Erlebnispädagogik
Acht Schüler aus der Jahrgangsstufe 13 der Freizeitsportleiter/ AHR hatten sich dazu bereit erklärt bei der erlebnispädagogischen Aktion „Blindway“ des Vereins Abentoyer- Niederrhein mitzuhelfen.
Bereits im voraus dieser Aktion gab es zusammen mit Herrn Feldhoff, dem verantwortlichen Lehrer und Organisator unserer Schule, ein Vortreffen, bei dem uns zunächst die bevorstehenden Aufgaben erklärt und die ersten Vorbereitungen getroffen wurden. Uns wurde schnell bewusst, dass die Sicherheit der Teilnehmer an erster Stelle stehen musste.
Deswegen opferten wir auch gerne unseren freien Samstag, um beim Aufbau des Blindway- Parcours mitzuhelfen und gemeinsam mögliche Verbesserungsvorschläge einzubringen. Nach dem Aufbau wurden einige von uns selbst ‘Versuchskaninchen‘ und testeten, wie das Motto bereits verrät, blind- also mit verbundenen Augen- den Parcour. Wir anderen konnten uns schonmal darin erproben, neben Hilfestellungen auch den Wunsch des Lachens zu unterdrücken, um die Teilnehmer nicht zu verunsichern, was uns jedoch auf Grund der Unsicherheit und manchmal auch Tollpatschigkeit unserer Mitschüler schwer fiel.
In der darauffolgenden Woche durften wir dann an zwei Tagen gemeinsam mit dem Team die Gruppen anleiten.
An diesen Tagen hatten sich unterschiedliche Schulklassen und Gruppen aus Jugendcentren angemeldet, mit denen wir die Ein- und Anleitung, die Sicherheit innerhalb des Parcours und die Reflexion durchführen konnten. Wichtig war immer, den Teilnehmern die Sicherheitsaspekte zu erklären, damit sie sich nicht verletzten. Zur Sicherheit hatten alle Teilnehmer einen Helm auf, denn das "sich stoßen" blieb letztlich bei fast keinem aus. Um sich nicht zu verlaufen, waren innerhalb des Parcours dicke Seile gespannt, an denen sich die Teilnehmer entlanghangeln mussten.
Für uns als Freizeitsportleiter war dieses Projekt natürlich eine gute Übung mit unterschiedlichsten Gruppen umzugehen und ihnen Respekt und Aufmerksamkeit zu schenken, denn viele von ihnen waren sehr nervös, da sie nicht wussten, was auf sie zu kommt. Somit mussten wir uns jedem Teilnehmer gegenüber individuell verhalten, einigen Mut zusprechen, andere wiederum bremsen und sie auf das Verletzungsrisiko hinweisen. Auch der Abstieg in den Parcour löste bei vielen Jungendlichen deutliches Herzklopfen aus.

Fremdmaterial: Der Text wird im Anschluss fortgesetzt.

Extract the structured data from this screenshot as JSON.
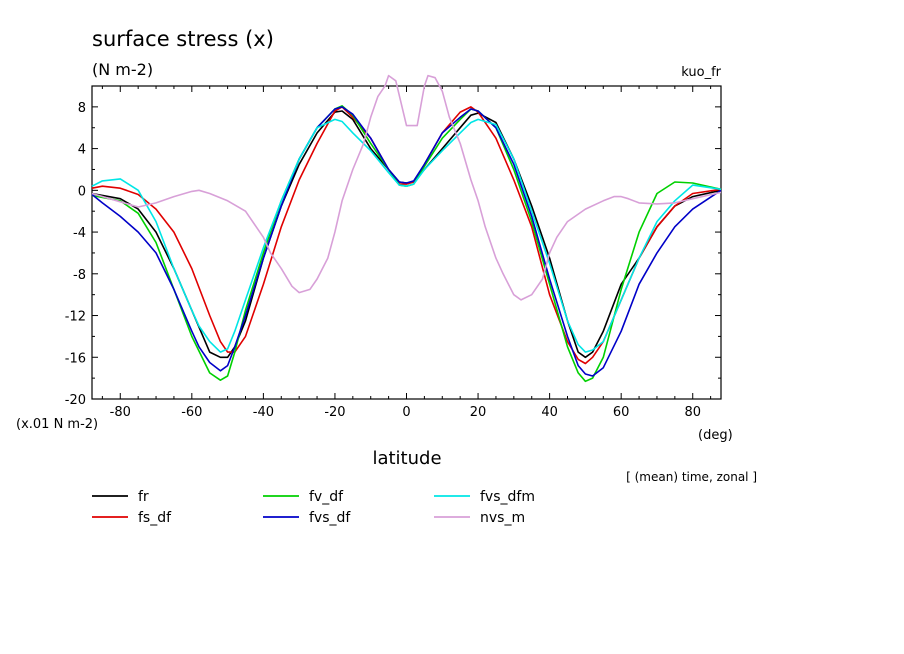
{
  "chart_data": {
    "type": "line",
    "title": "surface stress (x)",
    "units": "(N m-2)",
    "run_label": "kuo_fr",
    "scale_label": "(x.01 N m-2)",
    "xlabel": "latitude",
    "xunit": "(deg)",
    "averaging_note": "[ (mean) time, zonal ]",
    "xlim": [
      -87.9,
      87.9
    ],
    "ylim": [
      -20,
      10
    ],
    "xticks": [
      -80,
      -60,
      -40,
      -20,
      0,
      20,
      40,
      60,
      80
    ],
    "xtick_labels": [
      "-80",
      "-60",
      "-40",
      "-20",
      "0",
      "20",
      "40",
      "60",
      "80"
    ],
    "yticks": [
      -20,
      -16,
      -12,
      -8,
      -4,
      0,
      4,
      8
    ],
    "ytick_labels": [
      "-20",
      "-16",
      "-12",
      "-8",
      "-4",
      "0",
      "4",
      "8"
    ],
    "series": [
      {
        "name": "fr",
        "color": "#000000",
        "x": [
          -87.9,
          -80,
          -75,
          -70,
          -65,
          -60,
          -55,
          -52,
          -50,
          -48,
          -45,
          -40,
          -35,
          -30,
          -25,
          -20,
          -18,
          -15,
          -10,
          -5,
          -2,
          0,
          2,
          5,
          10,
          15,
          18,
          20,
          25,
          30,
          35,
          40,
          45,
          48,
          50,
          52,
          55,
          60,
          65,
          70,
          75,
          80,
          87.9
        ],
        "y": [
          -0.3,
          -0.8,
          -1.8,
          -4.0,
          -7.5,
          -11.5,
          -15.5,
          -16.0,
          -16.0,
          -15.0,
          -12.5,
          -6.5,
          -1.5,
          2.5,
          5.5,
          7.5,
          7.6,
          6.8,
          4.0,
          2.0,
          0.8,
          0.7,
          0.8,
          2.0,
          4.0,
          6.0,
          7.2,
          7.4,
          6.5,
          3.0,
          -1.5,
          -6.5,
          -12.5,
          -15.5,
          -16.0,
          -15.5,
          -13.5,
          -9.0,
          -6.5,
          -3.5,
          -1.5,
          -0.6,
          0.0
        ]
      },
      {
        "name": "fs_df",
        "color": "#e00000",
        "x": [
          -87.9,
          -85,
          -80,
          -75,
          -70,
          -65,
          -60,
          -55,
          -52,
          -50,
          -48,
          -45,
          -40,
          -35,
          -30,
          -25,
          -20,
          -18,
          -15,
          -10,
          -5,
          -2,
          0,
          2,
          5,
          10,
          15,
          18,
          20,
          25,
          30,
          35,
          40,
          45,
          48,
          50,
          52,
          55,
          60,
          65,
          70,
          75,
          80,
          87.9
        ],
        "y": [
          0.2,
          0.4,
          0.2,
          -0.4,
          -1.8,
          -4.0,
          -7.5,
          -12.0,
          -14.5,
          -15.5,
          -15.5,
          -14.0,
          -9.0,
          -3.5,
          1.0,
          4.5,
          7.6,
          8.0,
          7.0,
          5.0,
          2.0,
          0.6,
          0.6,
          0.8,
          2.5,
          5.5,
          7.5,
          8.0,
          7.5,
          5.0,
          1.0,
          -3.5,
          -10.0,
          -14.5,
          -16.2,
          -16.6,
          -16.0,
          -14.5,
          -10.5,
          -6.5,
          -3.5,
          -1.5,
          -0.3,
          0.1
        ]
      },
      {
        "name": "fv_df",
        "color": "#00d000",
        "x": [
          -87.9,
          -80,
          -75,
          -70,
          -65,
          -60,
          -55,
          -52,
          -50,
          -48,
          -45,
          -40,
          -35,
          -30,
          -25,
          -20,
          -18,
          -15,
          -10,
          -5,
          -2,
          0,
          2,
          5,
          10,
          15,
          18,
          20,
          25,
          30,
          35,
          40,
          45,
          48,
          50,
          52,
          55,
          60,
          65,
          70,
          75,
          80,
          87.9
        ],
        "y": [
          -0.5,
          -1.0,
          -2.2,
          -5.0,
          -9.5,
          -14.0,
          -17.5,
          -18.2,
          -17.8,
          -15.5,
          -11.5,
          -6.0,
          -1.0,
          3.0,
          6.0,
          7.8,
          8.1,
          7.2,
          4.5,
          2.0,
          0.5,
          0.4,
          0.6,
          2.3,
          5.0,
          6.8,
          7.8,
          7.6,
          6.0,
          2.0,
          -3.0,
          -9.0,
          -15.0,
          -17.5,
          -18.3,
          -18.0,
          -16.0,
          -9.5,
          -4.0,
          -0.3,
          0.8,
          0.7,
          0.1
        ]
      },
      {
        "name": "fvs_df",
        "color": "#0000c8",
        "x": [
          -87.9,
          -85,
          -80,
          -75,
          -70,
          -65,
          -60,
          -58,
          -55,
          -52,
          -50,
          -48,
          -45,
          -40,
          -35,
          -30,
          -25,
          -20,
          -18,
          -15,
          -10,
          -5,
          -2,
          0,
          2,
          5,
          10,
          15,
          18,
          20,
          25,
          30,
          35,
          40,
          45,
          48,
          50,
          52,
          55,
          60,
          65,
          70,
          75,
          80,
          87.9
        ],
        "y": [
          -0.4,
          -1.2,
          -2.5,
          -4.0,
          -6.0,
          -9.5,
          -13.5,
          -15.0,
          -16.5,
          -17.3,
          -16.8,
          -15.0,
          -12.0,
          -6.5,
          -1.5,
          3.0,
          6.0,
          7.8,
          8.0,
          7.3,
          5.0,
          2.0,
          0.8,
          0.7,
          0.9,
          2.5,
          5.5,
          7.0,
          7.8,
          7.6,
          6.0,
          2.5,
          -2.5,
          -8.5,
          -14.0,
          -16.8,
          -17.6,
          -17.8,
          -17.0,
          -13.5,
          -9.0,
          -6.0,
          -3.5,
          -1.8,
          0.0
        ]
      },
      {
        "name": "fvs_dfm",
        "color": "#00e6e6",
        "x": [
          -87.9,
          -85,
          -80,
          -75,
          -70,
          -65,
          -60,
          -58,
          -55,
          -52,
          -50,
          -48,
          -45,
          -40,
          -35,
          -30,
          -25,
          -20,
          -18,
          -15,
          -10,
          -5,
          -2,
          0,
          2,
          5,
          10,
          15,
          18,
          20,
          25,
          30,
          35,
          40,
          45,
          48,
          50,
          52,
          55,
          60,
          65,
          70,
          75,
          80,
          87.9
        ],
        "y": [
          0.4,
          0.9,
          1.1,
          0.0,
          -3.0,
          -7.5,
          -11.5,
          -13.0,
          -14.5,
          -15.5,
          -15.2,
          -13.5,
          -10.5,
          -5.5,
          -1.0,
          3.0,
          6.0,
          6.8,
          6.6,
          5.5,
          3.8,
          1.7,
          0.5,
          0.4,
          0.6,
          2.0,
          3.8,
          5.5,
          6.5,
          6.8,
          6.3,
          3.0,
          -2.0,
          -7.0,
          -12.5,
          -14.8,
          -15.5,
          -15.3,
          -14.5,
          -10.5,
          -6.5,
          -3.0,
          -1.0,
          0.5,
          0.1
        ]
      },
      {
        "name": "nvs_m",
        "color": "#d8a0d8",
        "x": [
          -87.9,
          -80,
          -75,
          -70,
          -65,
          -60,
          -58,
          -55,
          -50,
          -45,
          -42,
          -40,
          -38,
          -35,
          -32,
          -30,
          -27,
          -25,
          -22,
          -20,
          -18,
          -15,
          -12,
          -10,
          -8,
          -6,
          -5,
          -3,
          0,
          3,
          5,
          6,
          8,
          10,
          12,
          15,
          18,
          20,
          22,
          25,
          27,
          30,
          32,
          35,
          38,
          40,
          42,
          45,
          50,
          55,
          58,
          60,
          62,
          65,
          70,
          75,
          80,
          87.9
        ],
        "y": [
          -0.3,
          -1.1,
          -1.6,
          -1.2,
          -0.6,
          -0.1,
          0.0,
          -0.3,
          -1.0,
          -2.0,
          -3.5,
          -4.5,
          -6.0,
          -7.5,
          -9.2,
          -9.8,
          -9.5,
          -8.5,
          -6.5,
          -4.0,
          -1.0,
          2.0,
          4.5,
          7.0,
          9.0,
          10.0,
          11.0,
          10.5,
          6.2,
          6.2,
          10.0,
          11.0,
          10.8,
          9.5,
          7.0,
          4.5,
          1.0,
          -1.0,
          -3.5,
          -6.5,
          -8.0,
          -10.0,
          -10.5,
          -10.0,
          -8.5,
          -6.0,
          -4.5,
          -3.0,
          -1.8,
          -1.0,
          -0.6,
          -0.6,
          -0.8,
          -1.2,
          -1.3,
          -1.2,
          -0.8,
          -0.2
        ]
      }
    ]
  }
}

Da dieser Hindernisparcour die Sinneseindrücke und Fantasievorstellungen der Teilnehmer anregen sollte, wurde ihnen auch später nichts von alle dem verraten, was sie unten tatsächlich erlebt hatten. Lediglich wurden sie bei der Reflexion durch Fragen unsererseits angeregt, sich nochmal Gedanken zumachen und Erfahrungen mitanderen zuteilen. Deswegen bleibt dieser Parcour auch hier geheim!
Auch Herr Feldhoff schlug sich ausgesprochen sportlich bei seinem Durchlaufen (wobei Fotos davon gut verschlossen bleiben).
Zusammengefasst lässt sich festhalten, dass wir acht viele neue Erfahrungen sammeln konnten und dabei noch eine Menge Spaß zusammen hatten!